表情の疲弊を指摘すれば、驚いたような顔をした彼。どうしようもない、やるしかない。
ふっと、ひとつカリアは息をついた。
「元気、なのかは分かりませんが」
「ほう?」
そして紡ぎ出す言葉に、ひょいと王様は片眉をあげる。彼へと向けるために選んだその言葉がどのような意味で使われているのか、彼女の表情から推測しようとでもしているような様子だ。
しかし実際のカリアはと言えば、ただほんとうに分からない。手紙はもらった。きっと彼は精神的には元気なのだと思う。
けれどカリアはもう、以前のようにそう頻繁にはあの店へは行けない。くるくる変わる表情を、いちいち返してくれる反応を、のんびりと楽しむことができる時間は随分減ってしまった。
分からない中で、ひとつだけ確実に言えること、と言えば。
「患者のために、動いてます。誰より必死に、誰より一生懸命で、誰にも予想なんてつかない方法を使って」
静かな場から動き出すのも、知識という力を、そして魔具という実際の、新たな異端のかけらを使用するのも。
すべての起因は彼ではなく、彼が関わる、何かの患者だ。リョウは自分のことに無頓着だと指摘したとき彼は何とも微妙な表情をしていたが、確実にあれはただの事実だとカリアは思っている。
変な人だと、改めて思う。
彼がめちゃくちゃに変だからこそ、きっとカリアのような人間とも、友人として彼は付き合ってくれているのだろうけれど。

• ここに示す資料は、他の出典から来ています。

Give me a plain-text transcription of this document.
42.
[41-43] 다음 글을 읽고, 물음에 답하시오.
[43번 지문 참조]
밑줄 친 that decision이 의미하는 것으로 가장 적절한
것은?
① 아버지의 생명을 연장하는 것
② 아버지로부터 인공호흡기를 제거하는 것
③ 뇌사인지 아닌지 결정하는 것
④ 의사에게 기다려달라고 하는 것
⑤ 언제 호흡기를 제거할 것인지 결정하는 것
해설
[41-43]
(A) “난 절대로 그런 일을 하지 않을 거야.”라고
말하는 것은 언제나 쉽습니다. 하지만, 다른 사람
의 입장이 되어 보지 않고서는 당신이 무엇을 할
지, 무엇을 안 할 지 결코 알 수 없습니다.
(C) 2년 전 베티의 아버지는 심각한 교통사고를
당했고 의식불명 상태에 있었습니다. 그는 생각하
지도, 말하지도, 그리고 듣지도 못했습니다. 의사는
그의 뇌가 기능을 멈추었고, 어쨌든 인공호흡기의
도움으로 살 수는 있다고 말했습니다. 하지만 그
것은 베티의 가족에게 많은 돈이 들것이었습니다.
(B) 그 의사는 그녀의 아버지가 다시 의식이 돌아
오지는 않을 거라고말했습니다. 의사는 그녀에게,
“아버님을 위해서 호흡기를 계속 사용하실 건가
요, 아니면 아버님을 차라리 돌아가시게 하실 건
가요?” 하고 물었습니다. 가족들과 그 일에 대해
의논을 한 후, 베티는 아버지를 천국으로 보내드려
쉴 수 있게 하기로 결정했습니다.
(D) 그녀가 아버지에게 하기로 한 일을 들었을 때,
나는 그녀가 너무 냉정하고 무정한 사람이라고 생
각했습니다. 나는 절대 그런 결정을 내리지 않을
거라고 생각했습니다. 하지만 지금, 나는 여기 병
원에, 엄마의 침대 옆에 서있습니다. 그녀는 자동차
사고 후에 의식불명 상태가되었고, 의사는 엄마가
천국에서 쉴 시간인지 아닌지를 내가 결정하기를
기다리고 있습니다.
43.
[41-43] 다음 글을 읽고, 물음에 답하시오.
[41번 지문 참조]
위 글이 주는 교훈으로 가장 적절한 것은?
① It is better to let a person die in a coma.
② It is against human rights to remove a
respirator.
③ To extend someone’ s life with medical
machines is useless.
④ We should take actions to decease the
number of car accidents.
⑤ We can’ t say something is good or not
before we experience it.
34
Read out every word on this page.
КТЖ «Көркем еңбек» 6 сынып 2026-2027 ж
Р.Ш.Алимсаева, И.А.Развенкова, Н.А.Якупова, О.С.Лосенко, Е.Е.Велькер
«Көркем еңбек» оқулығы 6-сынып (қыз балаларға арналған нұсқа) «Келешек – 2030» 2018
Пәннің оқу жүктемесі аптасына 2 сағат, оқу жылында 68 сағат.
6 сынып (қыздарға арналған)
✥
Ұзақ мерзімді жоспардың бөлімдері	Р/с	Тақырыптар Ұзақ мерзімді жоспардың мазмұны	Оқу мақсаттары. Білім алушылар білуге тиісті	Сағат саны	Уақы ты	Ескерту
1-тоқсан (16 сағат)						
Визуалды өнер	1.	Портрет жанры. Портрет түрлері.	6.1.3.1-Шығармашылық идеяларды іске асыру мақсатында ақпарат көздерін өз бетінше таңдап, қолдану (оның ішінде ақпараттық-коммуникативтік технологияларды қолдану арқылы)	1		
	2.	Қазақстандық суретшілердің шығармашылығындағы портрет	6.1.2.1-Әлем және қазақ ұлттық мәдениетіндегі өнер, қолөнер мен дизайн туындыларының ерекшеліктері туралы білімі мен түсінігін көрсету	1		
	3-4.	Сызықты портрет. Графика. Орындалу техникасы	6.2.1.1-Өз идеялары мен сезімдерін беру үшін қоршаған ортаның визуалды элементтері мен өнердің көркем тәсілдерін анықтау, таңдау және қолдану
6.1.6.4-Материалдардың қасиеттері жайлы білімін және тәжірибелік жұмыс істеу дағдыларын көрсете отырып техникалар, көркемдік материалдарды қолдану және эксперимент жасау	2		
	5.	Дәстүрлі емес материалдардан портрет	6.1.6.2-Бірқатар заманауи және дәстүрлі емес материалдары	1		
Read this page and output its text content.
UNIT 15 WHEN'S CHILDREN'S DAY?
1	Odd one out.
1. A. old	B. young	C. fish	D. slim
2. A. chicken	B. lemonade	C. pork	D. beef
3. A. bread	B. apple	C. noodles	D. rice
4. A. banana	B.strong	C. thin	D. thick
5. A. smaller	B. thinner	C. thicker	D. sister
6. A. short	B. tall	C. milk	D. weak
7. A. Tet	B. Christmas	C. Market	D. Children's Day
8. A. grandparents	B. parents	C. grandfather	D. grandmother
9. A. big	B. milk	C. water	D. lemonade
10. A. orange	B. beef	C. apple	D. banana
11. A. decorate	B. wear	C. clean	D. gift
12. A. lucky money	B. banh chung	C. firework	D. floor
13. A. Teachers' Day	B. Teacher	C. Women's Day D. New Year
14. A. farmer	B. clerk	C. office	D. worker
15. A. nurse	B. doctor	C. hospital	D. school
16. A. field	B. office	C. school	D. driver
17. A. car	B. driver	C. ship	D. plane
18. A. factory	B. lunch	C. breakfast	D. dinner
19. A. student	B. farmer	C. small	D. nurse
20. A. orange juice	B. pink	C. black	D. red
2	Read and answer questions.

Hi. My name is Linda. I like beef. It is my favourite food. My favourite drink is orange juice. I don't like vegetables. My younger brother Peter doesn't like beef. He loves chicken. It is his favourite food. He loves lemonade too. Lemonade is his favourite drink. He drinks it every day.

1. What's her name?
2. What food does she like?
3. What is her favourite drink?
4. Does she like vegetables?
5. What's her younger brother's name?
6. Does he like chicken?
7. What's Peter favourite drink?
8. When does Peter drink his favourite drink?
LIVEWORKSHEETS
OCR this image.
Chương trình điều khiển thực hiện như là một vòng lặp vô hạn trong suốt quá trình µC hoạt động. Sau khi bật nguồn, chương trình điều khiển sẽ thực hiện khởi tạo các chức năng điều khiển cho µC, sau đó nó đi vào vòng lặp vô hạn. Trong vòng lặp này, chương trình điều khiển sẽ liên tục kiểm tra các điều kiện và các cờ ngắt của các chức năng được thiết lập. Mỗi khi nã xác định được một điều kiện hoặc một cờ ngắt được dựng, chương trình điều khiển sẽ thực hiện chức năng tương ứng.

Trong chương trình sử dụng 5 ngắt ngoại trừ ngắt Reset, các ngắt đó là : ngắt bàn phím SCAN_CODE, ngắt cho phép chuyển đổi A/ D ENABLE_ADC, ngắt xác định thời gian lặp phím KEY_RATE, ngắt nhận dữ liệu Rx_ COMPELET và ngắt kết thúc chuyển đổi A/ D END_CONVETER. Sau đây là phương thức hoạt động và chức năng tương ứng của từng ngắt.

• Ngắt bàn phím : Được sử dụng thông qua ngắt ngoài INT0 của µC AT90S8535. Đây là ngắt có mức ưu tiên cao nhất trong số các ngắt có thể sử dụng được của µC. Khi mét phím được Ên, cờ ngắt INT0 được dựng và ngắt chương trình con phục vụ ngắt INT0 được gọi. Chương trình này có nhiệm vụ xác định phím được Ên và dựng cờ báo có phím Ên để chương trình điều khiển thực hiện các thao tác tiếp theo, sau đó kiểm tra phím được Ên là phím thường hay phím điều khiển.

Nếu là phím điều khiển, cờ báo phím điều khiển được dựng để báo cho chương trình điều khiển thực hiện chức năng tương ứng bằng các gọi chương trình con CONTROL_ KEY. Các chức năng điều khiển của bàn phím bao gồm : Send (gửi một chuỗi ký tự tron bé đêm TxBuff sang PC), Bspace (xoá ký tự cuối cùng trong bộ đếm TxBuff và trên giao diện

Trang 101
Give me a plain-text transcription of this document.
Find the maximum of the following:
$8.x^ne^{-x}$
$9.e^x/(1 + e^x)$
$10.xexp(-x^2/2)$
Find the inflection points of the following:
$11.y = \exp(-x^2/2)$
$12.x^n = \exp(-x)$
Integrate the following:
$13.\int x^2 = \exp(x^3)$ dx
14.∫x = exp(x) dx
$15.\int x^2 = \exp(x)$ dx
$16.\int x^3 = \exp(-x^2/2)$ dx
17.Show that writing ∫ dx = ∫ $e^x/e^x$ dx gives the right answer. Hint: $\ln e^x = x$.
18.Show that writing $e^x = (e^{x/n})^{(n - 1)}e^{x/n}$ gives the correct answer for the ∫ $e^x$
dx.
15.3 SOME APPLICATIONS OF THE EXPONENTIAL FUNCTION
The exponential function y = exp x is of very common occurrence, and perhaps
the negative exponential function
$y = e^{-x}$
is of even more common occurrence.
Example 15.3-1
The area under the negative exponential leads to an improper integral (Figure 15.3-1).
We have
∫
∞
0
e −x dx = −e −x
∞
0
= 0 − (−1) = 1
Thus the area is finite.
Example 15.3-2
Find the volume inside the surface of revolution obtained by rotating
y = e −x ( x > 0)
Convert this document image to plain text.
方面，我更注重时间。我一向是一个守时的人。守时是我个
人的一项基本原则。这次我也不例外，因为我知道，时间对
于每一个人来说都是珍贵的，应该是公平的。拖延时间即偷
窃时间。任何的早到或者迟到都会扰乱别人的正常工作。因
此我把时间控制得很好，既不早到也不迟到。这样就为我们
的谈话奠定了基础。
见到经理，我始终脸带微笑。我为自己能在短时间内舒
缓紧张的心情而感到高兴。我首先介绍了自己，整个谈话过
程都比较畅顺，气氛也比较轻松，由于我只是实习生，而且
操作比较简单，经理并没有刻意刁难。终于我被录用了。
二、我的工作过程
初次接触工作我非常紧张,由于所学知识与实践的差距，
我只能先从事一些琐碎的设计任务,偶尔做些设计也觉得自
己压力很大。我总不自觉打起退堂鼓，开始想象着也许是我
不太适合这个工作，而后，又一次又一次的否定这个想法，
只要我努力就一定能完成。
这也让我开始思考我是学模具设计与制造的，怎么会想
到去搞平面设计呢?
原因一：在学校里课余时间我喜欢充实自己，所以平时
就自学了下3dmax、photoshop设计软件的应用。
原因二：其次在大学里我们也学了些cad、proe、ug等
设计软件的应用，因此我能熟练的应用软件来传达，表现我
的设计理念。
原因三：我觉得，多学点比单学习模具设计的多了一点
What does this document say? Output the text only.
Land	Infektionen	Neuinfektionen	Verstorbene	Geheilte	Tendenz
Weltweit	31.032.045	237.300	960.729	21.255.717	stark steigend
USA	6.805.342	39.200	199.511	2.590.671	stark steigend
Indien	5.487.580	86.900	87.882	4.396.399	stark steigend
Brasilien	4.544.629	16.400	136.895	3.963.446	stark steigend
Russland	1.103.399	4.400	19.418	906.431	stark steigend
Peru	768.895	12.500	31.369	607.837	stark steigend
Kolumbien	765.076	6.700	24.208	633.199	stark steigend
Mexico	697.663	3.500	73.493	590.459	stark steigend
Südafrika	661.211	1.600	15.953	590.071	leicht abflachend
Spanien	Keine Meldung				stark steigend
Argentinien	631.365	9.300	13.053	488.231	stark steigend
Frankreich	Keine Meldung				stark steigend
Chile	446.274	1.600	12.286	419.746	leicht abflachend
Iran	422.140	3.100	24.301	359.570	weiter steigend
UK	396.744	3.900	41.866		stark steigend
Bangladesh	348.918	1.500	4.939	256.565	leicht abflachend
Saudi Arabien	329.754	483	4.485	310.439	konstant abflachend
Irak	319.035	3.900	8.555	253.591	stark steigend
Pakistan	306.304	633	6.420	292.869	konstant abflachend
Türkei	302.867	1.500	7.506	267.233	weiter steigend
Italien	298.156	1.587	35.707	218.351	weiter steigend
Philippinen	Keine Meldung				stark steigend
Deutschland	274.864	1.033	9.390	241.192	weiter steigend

「また、自分の患者を一生懸命、治そうとしてるんです。絶対に」
俺は異者になりたいんだよ、と。
動き出した理由を問われた彼が答えた言葉が、ふとまたカリアの脳裏に過った。
信じてるから頑張ってと、告げたときの困ったような笑顔が。
つい先日のことのはずなのに、随分遠い景色のようにふわりと意識に、浮かんだ。